You're running into two separate problems here. The first is that isSorted when it is passed to curry is forced to become monomorphic. The second is that Scala's type inference is failing you here.

This is one of those times where the difference between a function and a method matters in Scala. isSorted is eta-expanded into a function which in turn is a Scala value, not a method. Scala values are always monomorphic, only methods can be polymorphic. For any method of types (A, B) C (this is the syntax for a method type and is different from (A, B) => C which is a function and therefore a value), the default eta-expansion is going to result in the superclass of all functions of that arity, namely (Nothing, Nothing) => Any. This is responsible for all the Nothings you see (you don't have any Anys because isSorted is monomorphic in its return value).

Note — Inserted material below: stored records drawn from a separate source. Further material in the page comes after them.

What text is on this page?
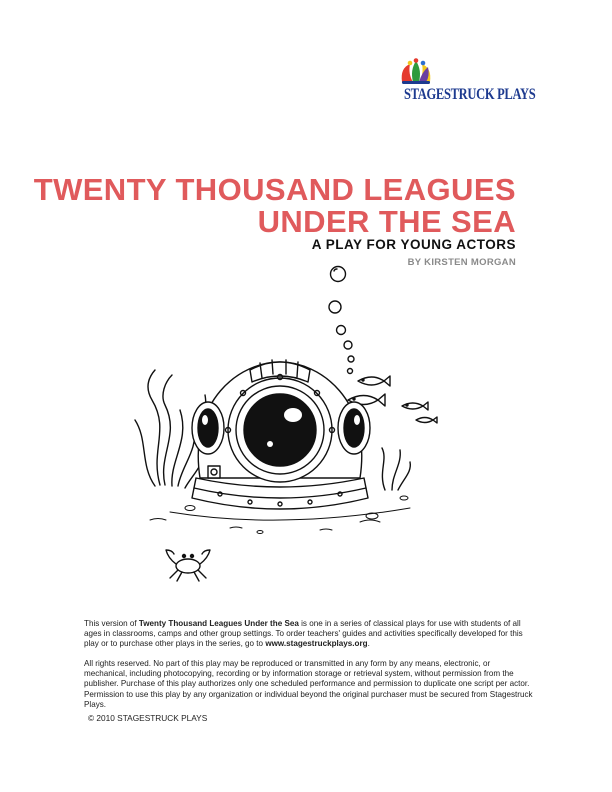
STAGESTRUCK PLAYS
TWENTY THOUSAND LEAGUES
UNDER THE SEA
A PLAY FOR YOUNG ACTORS
BY KIRSTEN MORGAN

This version of Twenty Thousand Leagues Under the Sea is one in a series of classical plays for use with students of all ages in classrooms, camps and other group settings. To order teachers' guides and activities specifically developed for this play or to purchase other plays in the series, go to www.stagestruckplays.org.

All rights reserved. No part of this play may be reproduced or transmitted in any form by any means, electronic, or mechanical, including photocopying, recording or by information storage or retrieval system, without permission from the publisher. Purchase of this play authorizes only one scheduled performance and permission to duplicate one script per actor. Permission to use this play by any organization or individual beyond the original purchaser must be secured from Stagestruck Plays.

© 2010 STAGESTRUCK PLAYS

You might imagine despite the monomorphic nature of Scala values though, that you could ideally do something like

def first[A, B](x: A, y: B): A = x
curry(first)(5)(6) // This doesn't compile

This is Scala's local type inference biting you. It works on separate parameter lists from left to right first is the first thing to get a type inferred and as mentioned above, it gets inferred to be (Nothing, Nothing) => Any. This clashes with Ints that follow.

As you've realized, one way of getting around this is annotating your polymorphic method that you pass to curry so that it eta-expands into the correct type. This is almost certainly the way to go.

Another thing you could possibly do (although I'm don't think it'll serve anything except pedagogical purposes) is to curry curry itself and define it as follows:

def curryTwo[A, B, C](x: A)(y: B)(f: (A, B) => C): C = f(x, y)

On the one hand, the below works now because of the left-to-right type inference.

curryTwo(5)(6)(first) // 5

On the other hand, to use curryTwo in the scenarios where you'd want to use curry, you're going to need to need to provide types to Scala's type inference engine anyway.